Rethinking Collecting: Is it a Collection, or a Hoarding?

    Taneleer Tivan, aka "The Collector," as played by Benicio del Toro in the MCU

    I know many of us have heard this classic debate before. Maybe it is from a family member, a friend, or perhaps your life partner: are you collecting, or is it really hoarding?

    Don’t’ worry, I promise not to tell anyone about how often you have bought something to add to your collection. This article and my question are purely about the nature of whatever hobby/hobbies you love and enjoy. For me, it is collected editions of comics books (with some single issues mixed in) and figures (right now, it is statues). Before that, it was Funko Pop figures. However, I moved on from the Funko Pops, with only the rarest of exceptions, is because, for me, it is about the nature of being a collector is: showing off.

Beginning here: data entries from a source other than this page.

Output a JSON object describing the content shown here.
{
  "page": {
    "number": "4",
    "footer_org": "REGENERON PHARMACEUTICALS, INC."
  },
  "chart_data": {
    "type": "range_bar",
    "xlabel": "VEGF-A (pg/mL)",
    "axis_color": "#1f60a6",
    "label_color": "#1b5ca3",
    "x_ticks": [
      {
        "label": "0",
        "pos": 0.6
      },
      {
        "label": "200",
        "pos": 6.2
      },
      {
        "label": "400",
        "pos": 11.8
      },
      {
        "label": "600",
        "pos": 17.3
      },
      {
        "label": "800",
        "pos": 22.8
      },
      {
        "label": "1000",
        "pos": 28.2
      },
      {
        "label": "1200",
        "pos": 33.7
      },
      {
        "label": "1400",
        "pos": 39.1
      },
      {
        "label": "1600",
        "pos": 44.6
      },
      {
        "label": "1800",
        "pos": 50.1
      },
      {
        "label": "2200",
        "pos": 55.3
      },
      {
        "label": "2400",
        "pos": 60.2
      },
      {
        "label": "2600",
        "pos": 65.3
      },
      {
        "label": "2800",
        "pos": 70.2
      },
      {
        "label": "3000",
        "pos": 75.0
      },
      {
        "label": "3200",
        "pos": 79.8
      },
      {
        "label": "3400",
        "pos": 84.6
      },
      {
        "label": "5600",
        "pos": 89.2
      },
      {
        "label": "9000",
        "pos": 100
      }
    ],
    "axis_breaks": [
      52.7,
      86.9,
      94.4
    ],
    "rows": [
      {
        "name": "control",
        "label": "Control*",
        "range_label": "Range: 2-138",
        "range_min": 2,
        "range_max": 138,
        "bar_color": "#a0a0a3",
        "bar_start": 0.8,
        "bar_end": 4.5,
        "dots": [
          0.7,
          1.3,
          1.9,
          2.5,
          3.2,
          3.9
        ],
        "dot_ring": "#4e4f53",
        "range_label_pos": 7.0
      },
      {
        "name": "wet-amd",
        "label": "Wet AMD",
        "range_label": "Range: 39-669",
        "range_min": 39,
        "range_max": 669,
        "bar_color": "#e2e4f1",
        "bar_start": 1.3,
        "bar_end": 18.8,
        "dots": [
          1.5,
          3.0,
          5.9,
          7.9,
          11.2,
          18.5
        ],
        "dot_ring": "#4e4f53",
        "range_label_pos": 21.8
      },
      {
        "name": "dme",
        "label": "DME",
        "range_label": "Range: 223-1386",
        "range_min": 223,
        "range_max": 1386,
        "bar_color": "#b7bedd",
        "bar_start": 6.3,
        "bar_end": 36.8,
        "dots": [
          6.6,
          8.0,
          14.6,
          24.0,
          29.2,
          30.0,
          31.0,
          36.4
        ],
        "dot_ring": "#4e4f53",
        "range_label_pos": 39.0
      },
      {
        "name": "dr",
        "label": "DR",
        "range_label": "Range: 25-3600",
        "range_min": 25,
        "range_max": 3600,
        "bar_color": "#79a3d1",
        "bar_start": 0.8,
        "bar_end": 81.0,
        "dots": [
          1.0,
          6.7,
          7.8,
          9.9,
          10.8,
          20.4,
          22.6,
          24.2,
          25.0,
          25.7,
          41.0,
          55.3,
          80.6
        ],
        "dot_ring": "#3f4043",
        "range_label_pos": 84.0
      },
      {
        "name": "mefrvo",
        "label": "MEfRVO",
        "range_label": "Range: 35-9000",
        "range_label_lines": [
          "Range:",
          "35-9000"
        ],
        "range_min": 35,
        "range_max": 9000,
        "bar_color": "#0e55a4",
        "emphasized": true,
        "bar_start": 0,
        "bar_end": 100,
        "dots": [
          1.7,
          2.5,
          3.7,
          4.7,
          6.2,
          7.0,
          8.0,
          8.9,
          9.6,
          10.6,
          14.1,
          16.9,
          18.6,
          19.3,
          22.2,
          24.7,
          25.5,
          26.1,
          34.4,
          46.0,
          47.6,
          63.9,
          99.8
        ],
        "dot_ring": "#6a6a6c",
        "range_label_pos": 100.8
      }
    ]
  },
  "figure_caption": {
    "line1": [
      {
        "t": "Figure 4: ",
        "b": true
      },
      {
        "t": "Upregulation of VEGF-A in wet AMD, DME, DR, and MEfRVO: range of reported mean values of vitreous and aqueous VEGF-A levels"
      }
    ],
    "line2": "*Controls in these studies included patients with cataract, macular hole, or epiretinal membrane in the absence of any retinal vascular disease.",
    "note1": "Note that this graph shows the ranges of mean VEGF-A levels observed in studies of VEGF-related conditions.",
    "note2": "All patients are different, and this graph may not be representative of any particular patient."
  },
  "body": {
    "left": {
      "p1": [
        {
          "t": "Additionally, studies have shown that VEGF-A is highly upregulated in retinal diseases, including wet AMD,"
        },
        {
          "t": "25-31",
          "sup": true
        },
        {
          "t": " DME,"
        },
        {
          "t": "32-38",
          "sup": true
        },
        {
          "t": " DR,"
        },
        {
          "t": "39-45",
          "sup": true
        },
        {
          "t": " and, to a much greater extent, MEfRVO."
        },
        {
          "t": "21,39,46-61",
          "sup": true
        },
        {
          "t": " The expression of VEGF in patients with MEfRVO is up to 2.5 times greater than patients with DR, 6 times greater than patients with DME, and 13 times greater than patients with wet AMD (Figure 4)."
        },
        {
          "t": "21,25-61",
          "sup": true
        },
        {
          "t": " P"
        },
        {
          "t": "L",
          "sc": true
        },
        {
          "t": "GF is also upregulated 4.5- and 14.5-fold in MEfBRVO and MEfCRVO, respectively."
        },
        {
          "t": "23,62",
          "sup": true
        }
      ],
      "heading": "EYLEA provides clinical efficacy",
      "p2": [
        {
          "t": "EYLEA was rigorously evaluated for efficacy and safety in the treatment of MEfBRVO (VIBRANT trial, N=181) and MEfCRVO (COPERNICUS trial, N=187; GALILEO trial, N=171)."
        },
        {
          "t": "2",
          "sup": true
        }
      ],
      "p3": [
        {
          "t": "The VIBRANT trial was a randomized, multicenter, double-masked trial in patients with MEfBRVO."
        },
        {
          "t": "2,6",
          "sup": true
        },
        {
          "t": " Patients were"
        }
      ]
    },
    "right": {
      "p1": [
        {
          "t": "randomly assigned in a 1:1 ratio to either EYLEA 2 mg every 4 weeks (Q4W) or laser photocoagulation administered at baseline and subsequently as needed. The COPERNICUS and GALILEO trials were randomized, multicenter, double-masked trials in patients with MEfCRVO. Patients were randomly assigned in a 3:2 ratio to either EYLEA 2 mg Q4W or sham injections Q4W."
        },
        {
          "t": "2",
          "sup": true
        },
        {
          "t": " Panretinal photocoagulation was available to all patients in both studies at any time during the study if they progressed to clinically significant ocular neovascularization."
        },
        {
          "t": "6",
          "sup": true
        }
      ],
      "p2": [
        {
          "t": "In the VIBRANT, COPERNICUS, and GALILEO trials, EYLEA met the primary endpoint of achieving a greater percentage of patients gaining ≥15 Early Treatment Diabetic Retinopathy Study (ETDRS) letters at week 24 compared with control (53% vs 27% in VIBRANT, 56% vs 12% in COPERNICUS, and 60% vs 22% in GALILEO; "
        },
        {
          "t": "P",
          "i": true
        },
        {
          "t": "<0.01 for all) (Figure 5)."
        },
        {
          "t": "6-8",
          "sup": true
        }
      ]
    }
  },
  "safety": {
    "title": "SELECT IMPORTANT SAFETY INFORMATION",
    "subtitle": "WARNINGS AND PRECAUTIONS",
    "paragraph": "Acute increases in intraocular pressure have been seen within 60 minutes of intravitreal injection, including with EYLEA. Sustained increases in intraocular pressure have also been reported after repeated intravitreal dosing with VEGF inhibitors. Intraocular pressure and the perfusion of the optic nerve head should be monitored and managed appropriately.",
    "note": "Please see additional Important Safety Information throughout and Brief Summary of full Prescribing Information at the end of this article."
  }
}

    Beforehand, for me, and perhaps for you the fair reader as well, either currently or prior to whatever your hobby is, you collected because it was something that connected you to your childhood, or to a moment, or a feeling you have/had about something. For me, the very first franchise I remember watching with my parents and brother when I was younger for the “Sunday afternoon movie of the week” was the original Back to the Future trilogy. It was a strong story, great characters and performances from everyone, science-fiction-y elements (time travel), and, honestly, the coolest car I have ever seen, the DeLorean. It evolved from the to the superheroes (Marvel, DC Comics) and the space operas (Star Wars and Star Trek). So, naturally, when I got older (meaning, I got a job with a paycheck), I wanted to get these things to surround myself with and have. Part of it was the hunt for these items, and the other part was, well, I felt it was cool to own them.

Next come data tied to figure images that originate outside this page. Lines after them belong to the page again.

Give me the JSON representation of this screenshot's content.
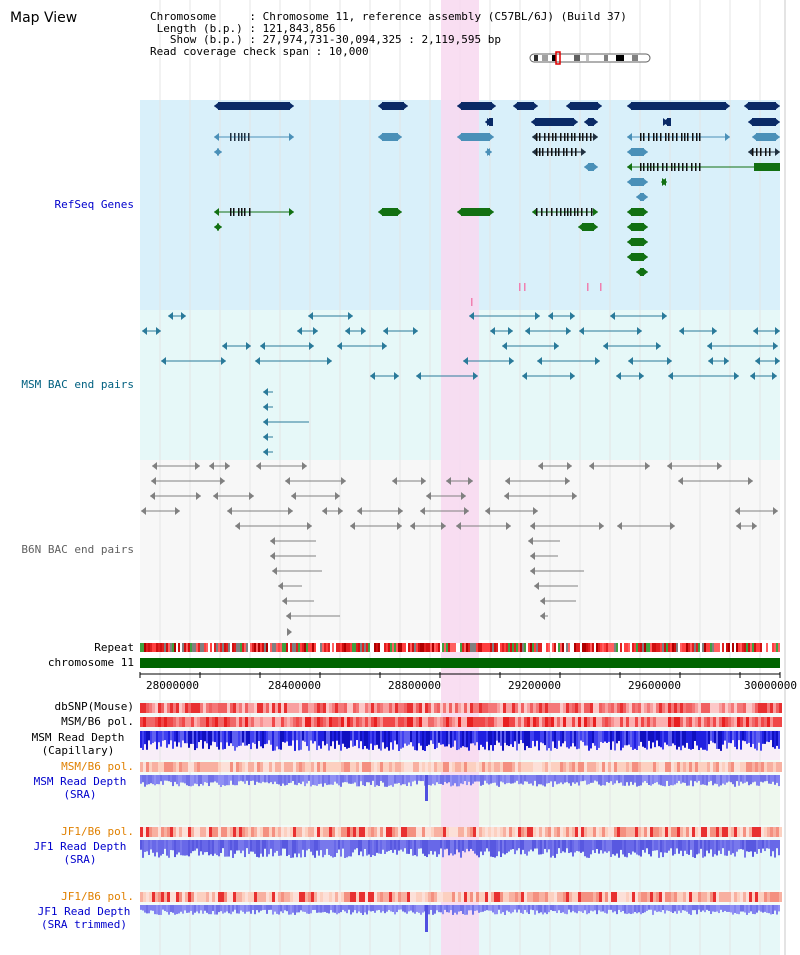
{
  "page": {
    "title": "Map View"
  },
  "info": {
    "chromosome_key": "Chromosome",
    "chromosome_value": "Chromosome 11, reference assembly (C57BL/6J) (Build 37)",
    "length_key": "Length (b.p.)",
    "length_value": "121,843,856",
    "show_key": "Show (b.p.)",
    "show_value": "27,974,731-30,094,325 : 2,119,595 bp",
    "span_key": "Read coverage check span",
    "span_value": "10,000"
  },
  "tracks": {
    "refseq": "RefSeq Genes",
    "msm_bac": "MSM BAC end pairs",
    "b6n_bac": "B6N BAC end pairs",
    "repeat": "Repeat",
    "chromosome": "chromosome 11",
    "dbsnp": "dbSNP(Mouse)",
    "msm_b6_pol": "MSM/B6 pol.",
    "msm_depth_cap_1": "MSM Read Depth",
    "msm_depth_cap_2": "(Capillary)",
    "msm_b6_pol_sra": "MSM/B6 pol.",
    "msm_depth_sra_1": "MSM Read Depth",
    "msm_depth_sra_2": "(SRA)",
    "jf1_b6_pol": "JF1/B6 pol.",
    "jf1_depth_sra_1": "JF1 Read Depth",
    "jf1_depth_sra_2": "(SRA)",
    "jf1_b6_pol_trim": "JF1/B6 pol.",
    "jf1_depth_trim_1": "JF1 Read Depth",
    "jf1_depth_trim_2": "(SRA trimmed)"
  },
  "axis": {
    "ticks": [
      "28000000",
      "28400000",
      "28800000",
      "29200000",
      "29600000",
      "30000000"
    ]
  },
  "colors": {
    "refseq_bg": "#d9f0fa",
    "msm_bg": "#e6f8f8",
    "highlight": "#f8d8f0",
    "gene_dark": "#0a2a66",
    "gene_mid": "#4a90b8",
    "gene_green": "#127012",
    "label_blue": "#0000cc",
    "label_teal": "#006080",
    "label_orange": "#e08000",
    "chromosome_green": "#006400"
  }
}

    However, the problem began really with collecting Funko Pops. There is absolutely nothing wrong with collecting these figures, the figures themselves, or the company themselves. It is just I began to collect these figures a couple of years after I got married (to my amazing, loving, beautiful, and supportive wife). The next minute I knew, after maybe 2ish years, I had amassed roughly 300 figures piled into a one-bedroom apartment with a new (and incredibly cute and I love her so much) baby girl. Also, my wife had purchased for us these wonderful bookcases for our apartment, which were getting pretty tight with my then collected editions of comics books. The Pops were displayed on top of a dresser in our bedroom, but some honestly had been going wherever I could put them, including my closet and various boxes that I could store at points in my apartment. I did not admit it at the time, but it was getting out of hand and, even though I could not admit it, it had become a hoarding. And collecting should not ever feel like a hoarding.

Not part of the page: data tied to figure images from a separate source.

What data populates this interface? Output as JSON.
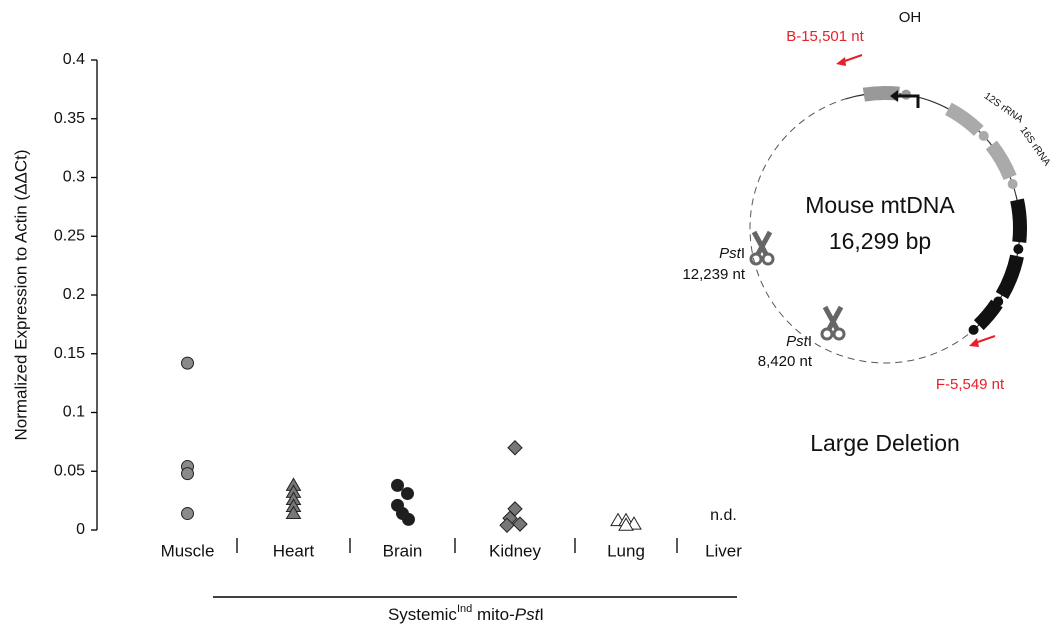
{
  "chart_data": {
    "type": "strip",
    "y_label": "Normalized Expression to Actin (ΔΔCt)",
    "x_label_parts": [
      "Systemic",
      "Ind",
      " mito-",
      "Pst",
      "I"
    ],
    "categories": [
      "Muscle",
      "Heart",
      "Brain",
      "Kidney",
      "Lung",
      "Liver"
    ],
    "values": [
      [
        0.142,
        0.054,
        0.048,
        0.014
      ],
      [
        0.038,
        0.032,
        0.026,
        0.02,
        0.014
      ],
      [
        0.038,
        0.031,
        0.021,
        0.014,
        0.009
      ],
      [
        0.07,
        0.018,
        0.01,
        0.005,
        0.004
      ],
      [
        0.008,
        0.008,
        0.005,
        0.004
      ],
      []
    ],
    "markers": [
      "circle",
      "triangle",
      "circle",
      "diamond",
      "triangle",
      "circle"
    ],
    "colors": [
      "#8a8a8a",
      "#777777",
      "#1e1e1e",
      "#777777",
      "#ffffff",
      "#8a8a8a"
    ],
    "annotation": "n.d.",
    "ylim": [
      0,
      0.4
    ],
    "yticks": [
      0,
      0.05,
      0.1,
      0.15,
      0.2,
      0.25,
      0.3,
      0.35,
      0.4
    ]
  },
  "diagram": {
    "title": "Mouse mtDNA",
    "size": "16,299 bp",
    "origin": "OH",
    "gene1": "12S rRNA",
    "gene2": "16S rRNA",
    "primer_b": "B-15,501 nt",
    "primer_f": "F-5,549 nt",
    "site1_enzyme": [
      "Pst",
      "I"
    ],
    "site1_pos": "12,239 nt",
    "site2_enzyme": [
      "Pst",
      "I"
    ],
    "site2_pos": "8,420 nt",
    "caption": "Large Deletion"
  }
}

    Thankfully, we had moved from the apartment into a beautiful house and, it was shortly thereafter that I decided to stop collecting Funko Pop figures nearly completely and focus on my collected editions and on these larger figures/statues. I am now, a year after moving into the house, am slowly but surely beginning the process of organizing the collecting, taking them out of storage boxes, and putting them on shelves for display, and organizing my “home office.” Because, as I have learned, with some exceptions, a collection that is not seen, but hidden, is a hoarding. And honestly, it is beginning to look a lot better and hope to be able to properly “show off” soon.

    I will admit, as we are at the end of this piece, is this was a somewhat therapeutic exercise writing all of this down. I hope, as you are reading it, perhaps you have come to the same realization as well: is your collection really a collection, or a hoarding?

    I look forward to seeing it, and I hope to show off my collection on social media soon.